Right, so the myeloid cell types that I just mentioned before come in various different functional types. Furthermore, different types of tumors would often contain different subtypes of these cells. A major challenge currently is to understand which tumors harbor what types of these cells and how might these be affecting the anti-tumor immune responses.
The other challenge that I also mentioned before is that we have very limited understanding of this crosstalk between cancer and myeloid cells, by which the tumors really convert some of these myeloid cells from a foe to an ally. In many cases, we know that intratumoral myeloid cells can end up helping the cancer grow and spread. To address some of these challenges, which is mostly related to diversity and heterogeneity of these cells, we are employing now cutting-edge single-cell technologies using both mouse models as well as human tumors.
Arthur Brodsky, Ph.D.
You mentioned the single cell technologies. I think this is especially important, given you've been talking about the kind of diversity and complexity of these myeloid cells. The current state of understanding, it's not quite clear necessarily what makes the progenitors that give rise to all the other subsets, what kind of causes it. Hopefully, you'll be able to make some progress there.
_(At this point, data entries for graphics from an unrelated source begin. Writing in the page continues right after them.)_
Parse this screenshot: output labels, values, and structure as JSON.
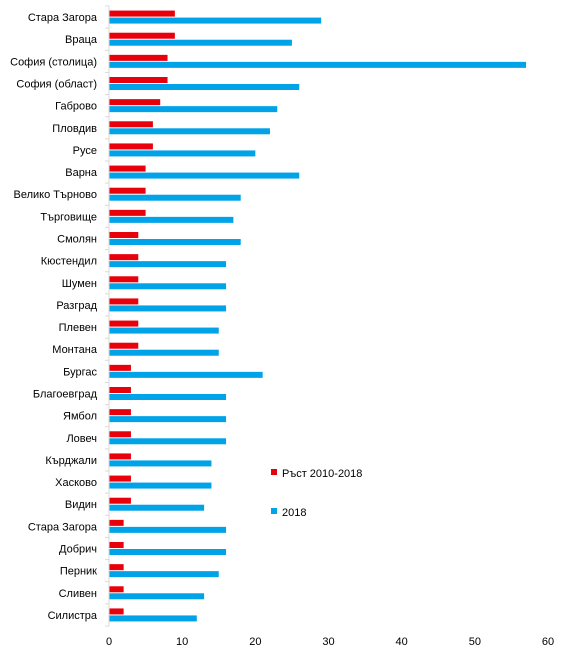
{
  "chart_data": {
    "type": "bar",
    "orientation": "horizontal",
    "categories": [
      "Стара Загора",
      "Враца",
      "София (столица)",
      "София (област)",
      "Габрово",
      "Пловдив",
      "Русе",
      "Варна",
      "Велико Търново",
      "Търговище",
      "Смолян",
      "Кюстендил",
      "Шумен",
      "Разград",
      "Плевен",
      "Монтана",
      "Бургас",
      "Благоевград",
      "Ямбол",
      "Ловеч",
      "Кърджали",
      "Хасково",
      "Видин",
      "Стара Загора",
      "Добрич",
      "Перник",
      "Сливен",
      "Силистра"
    ],
    "series": [
      {
        "name": "Ръст 2010-2018",
        "color": "#e8000b",
        "values": [
          9,
          9,
          8,
          8,
          7,
          6,
          6,
          5,
          5,
          5,
          4,
          4,
          4,
          4,
          4,
          4,
          3,
          3,
          3,
          3,
          3,
          3,
          3,
          2,
          2,
          2,
          2,
          2
        ]
      },
      {
        "name": "2018",
        "color": "#00a3e8",
        "values": [
          29,
          25,
          57,
          26,
          23,
          22,
          20,
          26,
          18,
          17,
          18,
          16,
          16,
          16,
          15,
          15,
          21,
          16,
          16,
          16,
          14,
          14,
          13,
          16,
          16,
          15,
          13,
          12
        ]
      }
    ],
    "xlim": [
      0,
      60
    ],
    "x_ticks": [
      "0",
      "10",
      "20",
      "30",
      "40",
      "50",
      "60"
    ],
    "title": "",
    "xlabel": "",
    "ylabel": "",
    "legend_position": "right",
    "grid": false
  }
}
Zooming out a little bit, what do you hope to accomplish over the next five years as a CRI STAR, and how do you hope that your work will impact the field?
Malay Haldar, Ph.D.
The next five years we really hope to discover additional pathways, much like the retinoic acid pathway I just described before, that underlie this communication between cancer and myeloid cells. Another major hope is that we will be able to transition some of our basic discoveries into clinical trials. We're actually already engaged in one such study, where we are examining the safety and efficacy of our new compound. It's a first-in-class compound that we have jointly developed with NIH to target the retinoic acid pathway, specifically in liver cancer to begin with. Our hope is that we will be able to start a Phase 1 trial very soon, once we have completed these safety studies. Generally speaking, the overall hope is that our work will impact both the basic understanding of tumor immunity as well as the landscape of cancer therapy.
Arthur Brodsky, Ph.D.
That's great to hear. Obviously, the basic science is important, the discoveries are exciting, but at the end of the day it's all about helping people. I think in the public there's not a lot of understanding necessarily about how scientific grants work, and how different programs supply funding. I was hoping, could you explain why this CRI STAR funding is so important for your research? And specifically, what will this support enable you to pursue that you might not have been able to otherwise?
Malay Haldar, Ph.D.
A key component of this award is that it is really not tied to a very specific project. What happens normally in a funded project is that we end up discovering new and completely unanticipated things during the course of the study. It's very difficult to pursue these exciting, but new lines of investigation because, generally speaking, most fundings have a very narrow focus. If you wanted to do that, if you wanted to pursue these new lines of investigation, you will have to write a new grant, wait for it to be reviewed, get the funding and then start. In contrast, the CRI funding is very different, as it does not really restrict us to a very specific line of investigation. It's broadly encompassing tumor immunotherapy. This really allows us to be nimble and expedite and actually enable studies that will be otherwise very difficult to pursue. In summary, this award really enhances both the time and ease of working on that.
Arthur Brodsky, Ph.D.
You bring up a great point that science is not something where we necessarily know the destination. The journey is very mysterious. That's why we have to go into the unknown to answer those questions. Thank you very much Dr. Hadar, for taking the time to speak with me today, and great luck in your work. I can't wait to follow your progress!
Malay Haldar, Ph.D.
Thanks for the interview and thanks for your support! Really a pleasure.